A Angers : «Le Pen est mort mais il reste une idéologie à anéantir»

Comme dans plusieurs autres villes de France, plusieurs dizaines de personnes se sont rassemblées dans le centre-ville d’Angers à l’appel de la gauche militante antifasciste pour «fêter» la mort du fondateur du RN à 96 ans.
Un rassemblement antifasciste place du Ralliement à Angers mardi soir, pour fêter la mort de Jean-Marie Le Pen. Une centaine de personne est rassemblée pour boire un verre à la mort du fondateur du Front National décédé le jour même. (Théophile Trossat/Libération)
par Maxime Pionneau, Correspondant à Angers
publié le 8 janvier 2025 à 7h27

«Jean-Marie Le Pen est enfin mort, fêtons ça tou·te·s ensemble.» Quelques heures après l’annonce du décès du fondateur du Front national à 96 ans, mardi 7 janvier, l’affiche a commencé à tourner sur les réseaux sociaux de la gauche militante d’Angers. On y voit le père de Jean-Marie Le Pen serrer les deux poings, comme s’il se réjouissait de sa propre mort. Rendez-vous était fixé pour 20 heures, sur la place du Ralliement. Des rassemblements similaires étaient organisés un peu partout en France – de Paris à Rennes, en passant par Lyon ou Saint-Brieuc.

«Lui, c’est différent»

Question rhétorique : peut-on se réjouir de la mort d’un homme, fût-il – entre autres – l’auteur probable de tortures en Algérie et le refondateur d’une extrême droite française dont le parti a compté parmi ses créateurs des anciens Waffen-SS ? A cette question, les près de 80 personnes rassemblées dans la ville du Maine-et-Loire sous une pluie fine répondent par l’affirmative. «Normalement, je ne fête pas la mort d’un être humain, mais lui, c’est différent», témoigne l’un d’eux, le visage encapuchonné. Plusieurs véhicules de police scrutent à distance le rassemblement.

Porosité

Face à l’omniprésence de l’extrême droite et de ses idées dans le champ politique et médiatique, cette mort semble faire office de catharsis pour les personnes présentes. «Il a quand même représenté la haine, le racisme, l’islamophobie, l’homophobie», liste Elliot, 24 ans, un pull du film la Haine sur le dos. «C’est un événement historique», juge Antoine, 30 ans. «Mes yeux sont secs», ajoute Jauad, 19 ans. Posée sur un banc, une petite enceinte crache la chanson Porcherie du groupe punk Bérurier noir. Il y a aussi un magnum de vin rouge et des gobelets en plastique. Pépé, 30 ans, sourit : «Je suis content, comme quand on a gagné la Coupe du monde !»

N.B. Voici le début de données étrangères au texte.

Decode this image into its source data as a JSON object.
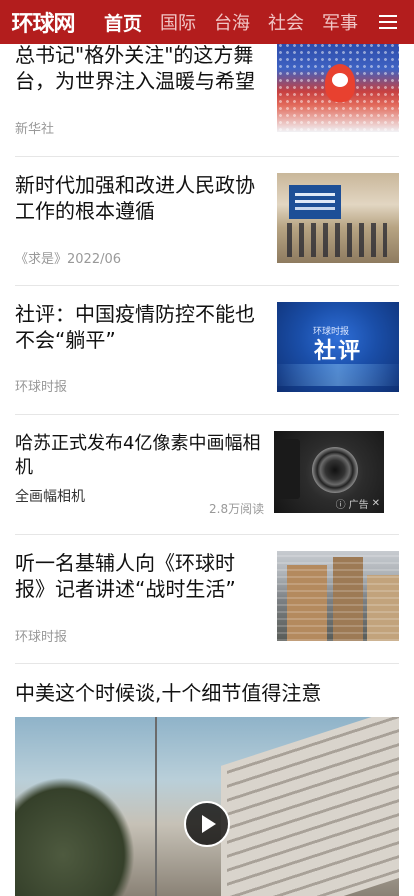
{
  "header": {
    "logo": "环球网",
    "tabs": [
      {
        "label": "首页",
        "active": true
      },
      {
        "label": "国际"
      },
      {
        "label": "台海"
      },
      {
        "label": "社会"
      },
      {
        "label": "军事"
      }
    ],
    "menu_icon": "hamburger-menu-icon",
    "brand_color": "#b31d1d"
  },
  "articles": [
    {
      "title": "总书记\"格外关注\"的这方舞台，为世界注入温暖与希望",
      "source": "新华社"
    },
    {
      "title": "新时代加强和改进人民政协工作的根本遵循",
      "source": "《求是》2022/06"
    },
    {
      "title": "社评：中国疫情防控不能也不会“躺平”",
      "source": "环球时报",
      "thumb_label": "社评",
      "thumb_badge": "环球时报"
    },
    {
      "title": "哈苏正式发布4亿像素中画幅相机",
      "subtitle": "全画幅相机",
      "reads": "2.8万阅读",
      "ad_label": "广告",
      "is_ad": true
    },
    {
      "title": "听一名基辅人向《环球时报》记者讲述“战时生活”",
      "source": "环球时报"
    },
    {
      "title": "中美这个时候谈,十个细节值得注意",
      "has_video": true
    }
  ]
}
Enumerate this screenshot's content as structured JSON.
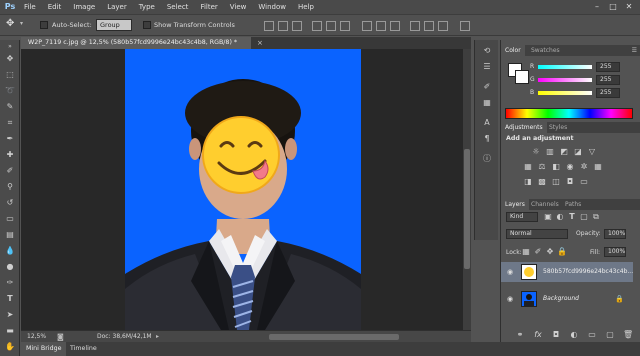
{
  "menu": {
    "logo": "Ps",
    "items": [
      "File",
      "Edit",
      "Image",
      "Layer",
      "Type",
      "Select",
      "Filter",
      "View",
      "Window",
      "Help"
    ]
  },
  "window_controls": [
    "–",
    "□",
    "✕"
  ],
  "options_bar": {
    "auto_select_label": "Auto-Select:",
    "group_value": "Group",
    "transform_label": "Show Transform Controls"
  },
  "document": {
    "tab_title": "W2P_7119 c.jpg @ 12,5% (580b57fcd9996e24bc43c4b8, RGB/8) *",
    "close_glyph": "×",
    "zoom": "12,5%",
    "doc_info": "Doc: 38,6M/42,1M"
  },
  "bottom_tabs": [
    "Mini Bridge",
    "Timeline"
  ],
  "color_panel": {
    "tabs": [
      "Color",
      "Swatches"
    ],
    "r_label": "R",
    "g_label": "G",
    "b_label": "B",
    "r_value": "255",
    "g_value": "255",
    "b_value": "255"
  },
  "adjustments_panel": {
    "tabs": [
      "Adjustments",
      "Styles"
    ],
    "heading": "Add an adjustment"
  },
  "layers_panel": {
    "tabs": [
      "Layers",
      "Channels",
      "Paths"
    ],
    "kind_value": "Kind",
    "blend_mode": "Normal",
    "opacity_label": "Opacity:",
    "opacity_value": "100%",
    "lock_label": "Lock:",
    "fill_label": "Fill:",
    "fill_value": "100%",
    "layers": [
      {
        "name": "580b57fcd9996e24bc43c4b..."
      },
      {
        "name": "Background"
      }
    ]
  },
  "colors": {
    "photo_background": "#0a63ff",
    "panel_bg": "#535353"
  }
}
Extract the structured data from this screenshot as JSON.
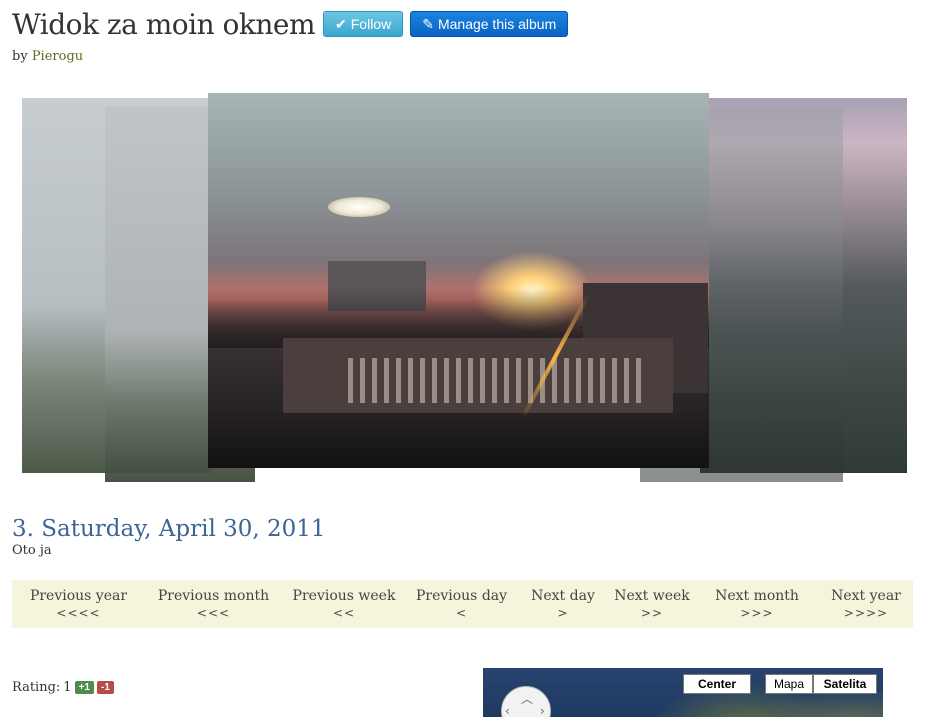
{
  "album": {
    "title": "Widok za moin oknem",
    "follow_label": "Follow",
    "manage_label": "Manage this album",
    "by_prefix": "by",
    "author": "Pierogu"
  },
  "entry": {
    "date_title": "3. Saturday, April 30, 2011",
    "caption": "Oto ja"
  },
  "nav": [
    {
      "label": "Previous year",
      "arrows": "<<<<"
    },
    {
      "label": "Previous month",
      "arrows": "<<<"
    },
    {
      "label": "Previous week",
      "arrows": "<<"
    },
    {
      "label": "Previous day",
      "arrows": "<"
    },
    {
      "label": "Next day",
      "arrows": ">"
    },
    {
      "label": "Next week",
      "arrows": ">>"
    },
    {
      "label": "Next month",
      "arrows": ">>>"
    },
    {
      "label": "Next year",
      "arrows": ">>>>"
    }
  ],
  "rating": {
    "label": "Rating:",
    "value": "1",
    "plus": "+1",
    "minus": "-1"
  },
  "map": {
    "center_label": "Center",
    "mapa_label": "Mapa",
    "satelita_label": "Satelita"
  },
  "colors": {
    "follow_btn": "#3aa6cf",
    "manage_btn": "#0a63c2",
    "date_title": "#3c6496",
    "nav_bg": "#f5f5dc",
    "plus_badge": "#4d8c4b",
    "minus_badge": "#b94a48"
  }
}
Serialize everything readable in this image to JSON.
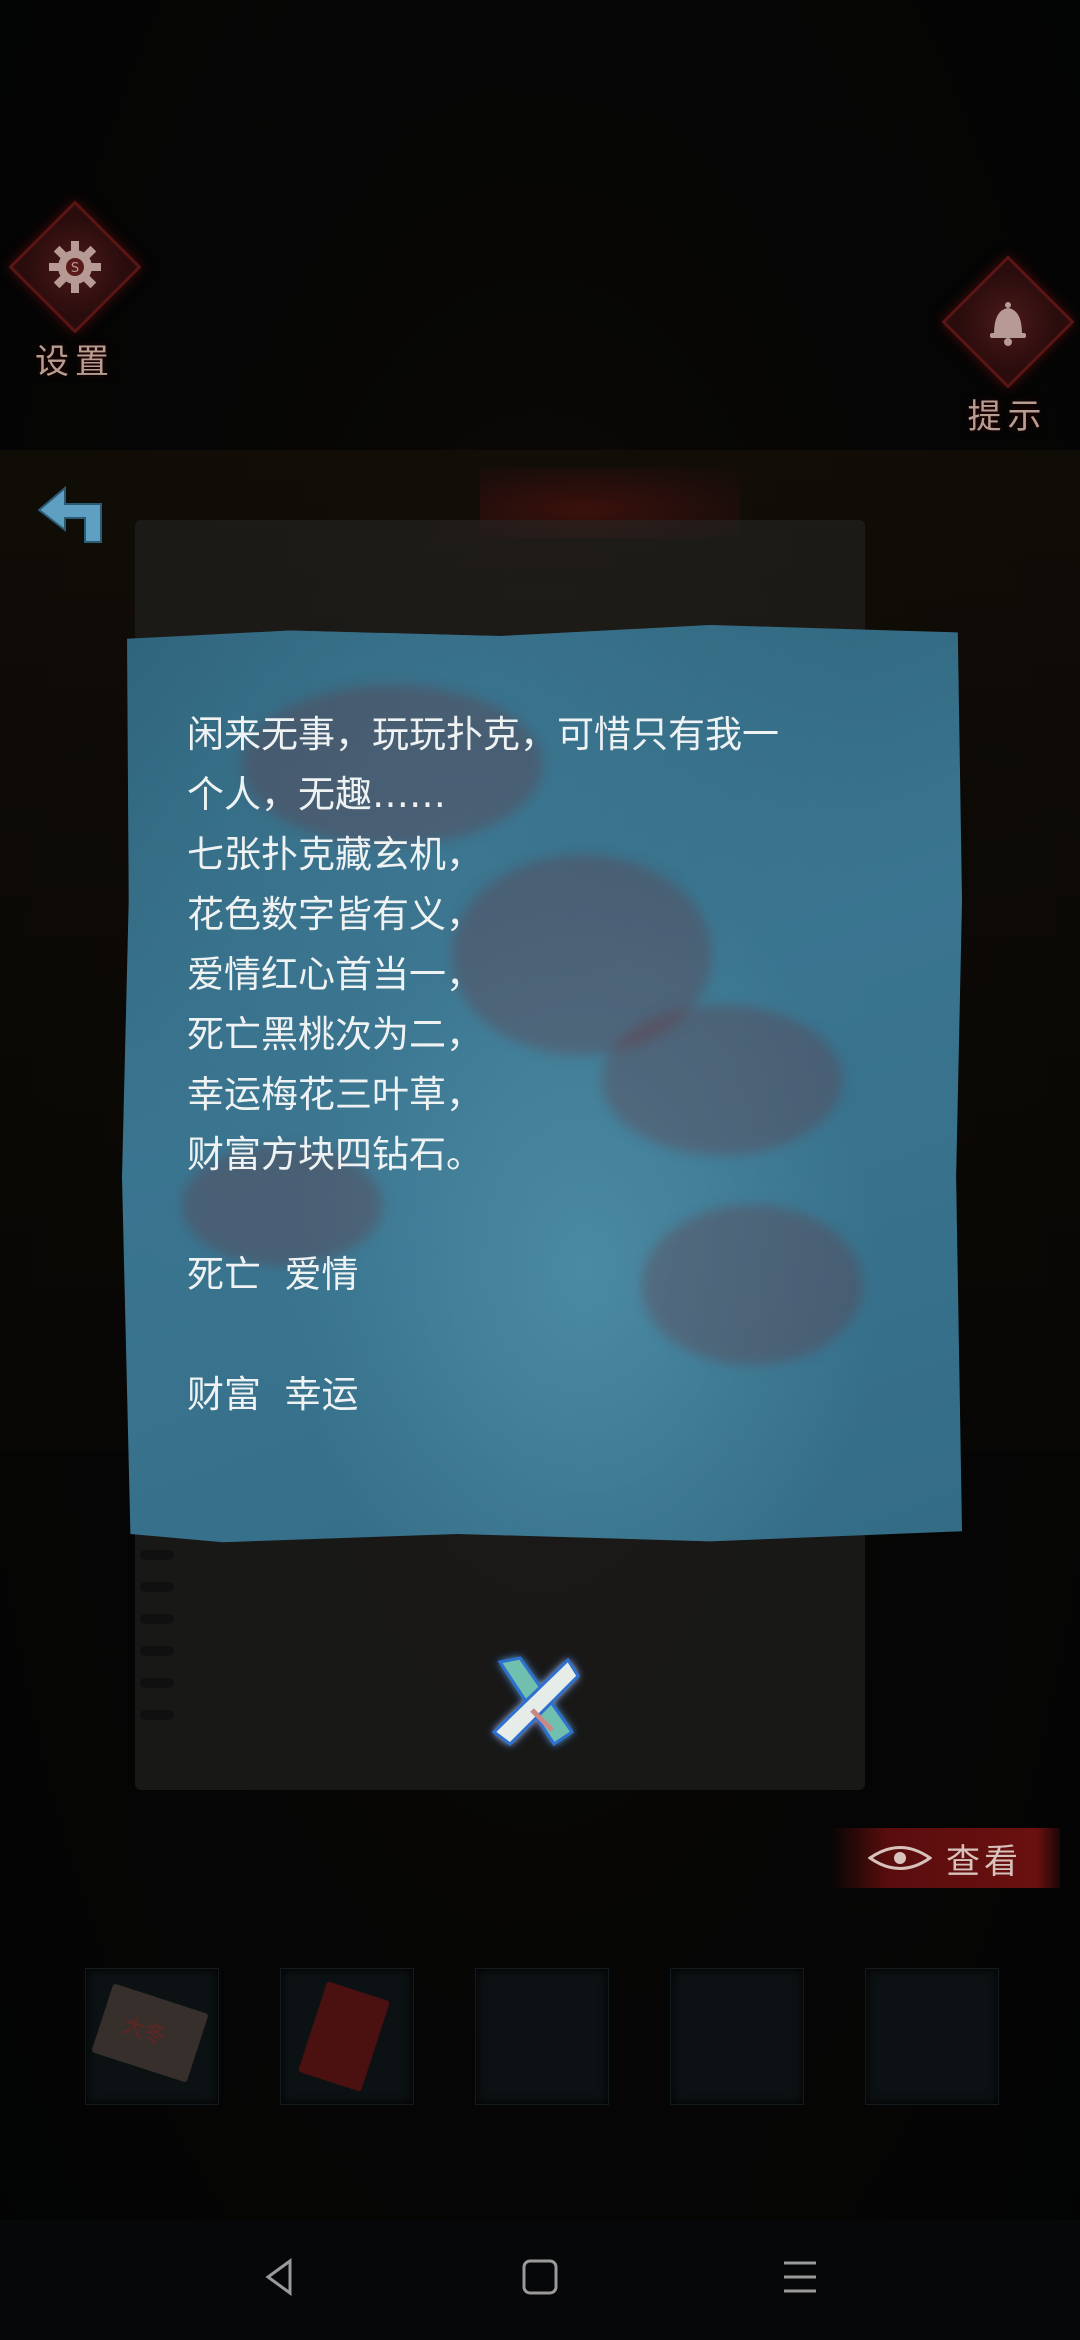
{
  "hud": {
    "settings_label": "设置",
    "hint_label": "提示",
    "view_label": "查看"
  },
  "note": {
    "lines": [
      "闲来无事，玩玩扑克，可惜只有我一",
      "个人，无趣……",
      "七张扑克藏玄机，",
      "花色数字皆有义，",
      "爱情红心首当一，",
      "死亡黑桃次为二，",
      "幸运梅花三叶草，",
      "财富方块四钻石。"
    ],
    "grid_row1": "死亡  爱情",
    "grid_row2": "财富  幸运"
  },
  "inventory": {
    "slot1_item": "大冬"
  },
  "icons": {
    "settings": "gear-icon",
    "hint": "bell-icon",
    "back": "back-arrow-icon",
    "close": "close-icon",
    "view": "eye-icon"
  },
  "colors": {
    "note_paper": "#3a7590",
    "accent_red": "#6a1010",
    "text": "#eef2f3"
  }
}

Dans une ville marquée par l’implantation de groupuscules d’extrême droite, cette mort a une saveur particulière. Entre 2017 et 2023, l’Alvarium, puis le Rassemblement des étudiants de droite (Red) ont occupé le terrain. Symbole de la porosité entre l’extrême droite violente et le parti à la flamme tricolore, l’ex-porte-parole de l’Alvarium, Jean-Eudes Gannat, a été candidat à deux élections, en 2014 et 2015, sous l’étiquette Front national. Son père, Pascal Gannat, a été le directeur de cabinet de Jean-Marie Le Pen entre 1988 et 1992. Tous deux avaient depuis pris leurs distances avec le parti, mais pas avec le fondateur du FN.

Pour les sympathisants de gauche présents ce mardi soir à Angers, ce décès semble enterrer une époque où l’extrême droite était vraiment jugée infréquentable. Un enterrement dans la joie, la détermination et l’inquiétude. «C’est la fin de quelque chose», souffle Lauriane, 19 ans. Entre deux slogans antifascistes, la petite foule scande en chœur des «Il est mort, il est mort, il est mort». Nathan, un étudiant de 25 ans, ne cède pas à l’euphorie du moment : «Il est mort, mais il reste toute une idéologie et tout un combat à mener pour l’anéantir.»